В очередной раз задумавшись над этим, Мономах вздохнул, ничего, перемелется, мука будет. Может, и лучше, что не тронуто сердце сына любовной маетой, полюбит сразу свою женку. Так-то лучше, чем тянуться душой к одной, а жениться на другой. Только бы в Суздале все сложилось…
Елена за время пути замучилась. Как ни хорош санный путь, а все равно тряско и беспокойно. Спать надоело, возок крытый, чтоб не обдувало студеным ветром, потому ничего не видно, когда вставали на ночлег, едва распрямляла ноги и затекшую от сидения спину. Вокруг стеной стоял темный лес, лежали огромные сугробы и казалось, никогда не придет весна, снег никогда не растает. От этого на душе у юной княгини становилось совсем тоскливо. Она слышала рассказы, что есть земли, где снег лежит всегда, так не хотелось думать, что ее везут именно туда. А как же травы, рыба в воде подо льдом, что едят звери, птицы?
Жданка успокаивала:
– Нет, и снег растает, и ручьи побегут, и трава зазеленеет, дай срок. И летом жарко будет. Просто сейчас зима.
Жданка очень старалась, чтобы ее хозяйке было удобно и та ни в чем не нуждалась. На остановках требовала, чтобы их устроили получше, нажимая на то, что княгиня молода, к долгой езде и холодам не привыкла, запросто может занедужить.
Это понимали все, этого боялись, потому лучшее место всегда доставалось не князьям, а княгине с ее служанками. Но Елена не была требовательна, она стойко сносила все тяготы долгой дороги, ни на что не жалуясь, даже тогда, когда князь Владимир нарочно приходил к снохе с вопросами. Один вопрос был у Елены: почему ей тоже нельзя в седле. Мономах смущался, как сказать, что это не принято на Руси, к тому же молодая еще, может себе что повредить женское, как бы потом не жалеть.
Однажды все же сказал, Елена изумленно приподняла красивую черную бровь:
– Но у нас и девушки, и женщины верхом ездят, и ничего…
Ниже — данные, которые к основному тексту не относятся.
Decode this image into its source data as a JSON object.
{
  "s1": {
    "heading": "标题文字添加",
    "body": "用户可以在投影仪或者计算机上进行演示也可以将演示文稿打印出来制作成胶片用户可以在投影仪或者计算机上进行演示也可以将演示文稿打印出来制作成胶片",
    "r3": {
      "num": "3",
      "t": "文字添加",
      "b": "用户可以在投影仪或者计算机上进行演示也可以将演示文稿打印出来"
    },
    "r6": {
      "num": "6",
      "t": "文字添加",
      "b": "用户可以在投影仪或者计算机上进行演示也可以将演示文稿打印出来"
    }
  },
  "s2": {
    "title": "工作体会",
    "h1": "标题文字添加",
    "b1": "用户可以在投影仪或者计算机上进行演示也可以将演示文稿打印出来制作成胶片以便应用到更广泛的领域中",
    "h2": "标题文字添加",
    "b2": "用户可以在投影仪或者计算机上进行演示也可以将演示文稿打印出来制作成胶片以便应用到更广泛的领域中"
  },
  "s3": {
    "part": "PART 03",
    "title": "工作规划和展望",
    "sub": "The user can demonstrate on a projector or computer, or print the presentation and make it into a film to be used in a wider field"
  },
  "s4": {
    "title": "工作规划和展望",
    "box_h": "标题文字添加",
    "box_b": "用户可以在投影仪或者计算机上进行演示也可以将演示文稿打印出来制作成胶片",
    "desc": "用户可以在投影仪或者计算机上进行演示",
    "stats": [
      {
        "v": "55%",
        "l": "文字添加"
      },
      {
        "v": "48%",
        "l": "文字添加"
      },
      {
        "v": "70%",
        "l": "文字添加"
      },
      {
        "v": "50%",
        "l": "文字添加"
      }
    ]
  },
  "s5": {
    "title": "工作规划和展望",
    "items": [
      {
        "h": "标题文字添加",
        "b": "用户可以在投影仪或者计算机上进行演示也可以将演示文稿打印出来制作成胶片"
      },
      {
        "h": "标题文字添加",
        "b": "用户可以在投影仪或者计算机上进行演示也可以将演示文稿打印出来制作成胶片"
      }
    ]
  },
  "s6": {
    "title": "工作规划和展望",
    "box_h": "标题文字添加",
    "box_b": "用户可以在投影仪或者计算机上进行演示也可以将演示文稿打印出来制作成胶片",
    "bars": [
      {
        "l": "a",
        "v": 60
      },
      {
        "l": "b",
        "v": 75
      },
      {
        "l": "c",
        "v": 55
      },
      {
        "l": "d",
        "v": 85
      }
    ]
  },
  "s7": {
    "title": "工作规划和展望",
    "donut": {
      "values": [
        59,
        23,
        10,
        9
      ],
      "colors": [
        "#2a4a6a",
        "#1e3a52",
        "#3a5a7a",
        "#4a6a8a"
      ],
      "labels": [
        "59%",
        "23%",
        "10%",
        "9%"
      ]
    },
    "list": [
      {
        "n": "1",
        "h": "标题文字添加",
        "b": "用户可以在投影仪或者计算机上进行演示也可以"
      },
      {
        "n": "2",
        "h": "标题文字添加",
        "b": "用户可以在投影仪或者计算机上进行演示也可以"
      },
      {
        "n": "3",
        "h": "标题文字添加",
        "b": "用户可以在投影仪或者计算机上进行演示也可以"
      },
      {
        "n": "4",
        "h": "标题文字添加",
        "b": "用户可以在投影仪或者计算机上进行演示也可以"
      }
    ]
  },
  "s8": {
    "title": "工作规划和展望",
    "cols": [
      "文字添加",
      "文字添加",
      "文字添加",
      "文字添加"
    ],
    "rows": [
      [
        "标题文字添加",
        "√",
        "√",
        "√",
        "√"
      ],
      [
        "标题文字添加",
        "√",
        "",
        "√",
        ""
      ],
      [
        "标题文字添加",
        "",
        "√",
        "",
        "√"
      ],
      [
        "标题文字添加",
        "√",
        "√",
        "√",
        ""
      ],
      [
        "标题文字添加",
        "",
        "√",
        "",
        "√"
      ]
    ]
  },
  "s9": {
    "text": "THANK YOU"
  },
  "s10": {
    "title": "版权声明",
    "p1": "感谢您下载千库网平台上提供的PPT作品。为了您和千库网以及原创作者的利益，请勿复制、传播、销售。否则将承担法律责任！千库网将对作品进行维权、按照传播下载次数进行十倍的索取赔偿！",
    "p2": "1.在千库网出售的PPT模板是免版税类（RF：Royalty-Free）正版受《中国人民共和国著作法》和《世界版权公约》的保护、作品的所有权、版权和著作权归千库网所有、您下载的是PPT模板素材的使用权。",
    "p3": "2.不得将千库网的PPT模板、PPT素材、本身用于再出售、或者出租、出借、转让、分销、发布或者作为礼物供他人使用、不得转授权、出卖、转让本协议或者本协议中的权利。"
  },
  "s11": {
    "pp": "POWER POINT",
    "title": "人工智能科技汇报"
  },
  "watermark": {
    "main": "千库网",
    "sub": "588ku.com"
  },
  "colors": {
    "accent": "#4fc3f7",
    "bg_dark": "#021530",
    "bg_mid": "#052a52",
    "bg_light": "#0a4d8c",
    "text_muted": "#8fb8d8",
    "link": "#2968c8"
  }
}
– Холодно, – чуть смутился Мономах. – Даже мы часто в сани садимся, чтобы не обморозиться.
Разговаривать со снохой было трудно, приходилось звать Жданку, да и о чем говорить? Но Мономах все равно старался, прекрасно понимая, что Гюрги сейчас совсем не до жены, со своими делами бы разобраться.
Суздаль встретил своего князя порошей, сметающей снег с верхушек сугробов, звоном колокола на звоннице единственной оставшейся целой церкви и лаем немногих собак. Приезд стольких гостей, да еще и князя, конечно, был для Суздаля событием из ряда вон выходящим, все население городка высыпало на улицы в праздничном облачении, мужики кланялись, срывая шапки с голов, но тут же выпрямлялись, с любопытством разглядывая санный поезд и самого Мономаха. Им бы на Гюрги прежде всего смотреть, но пока никто не знал, что именно этот рослый и еще нескладный отрок и есть их новый князь, потому разглядывали, оценивая, Владимира Всеволодовича.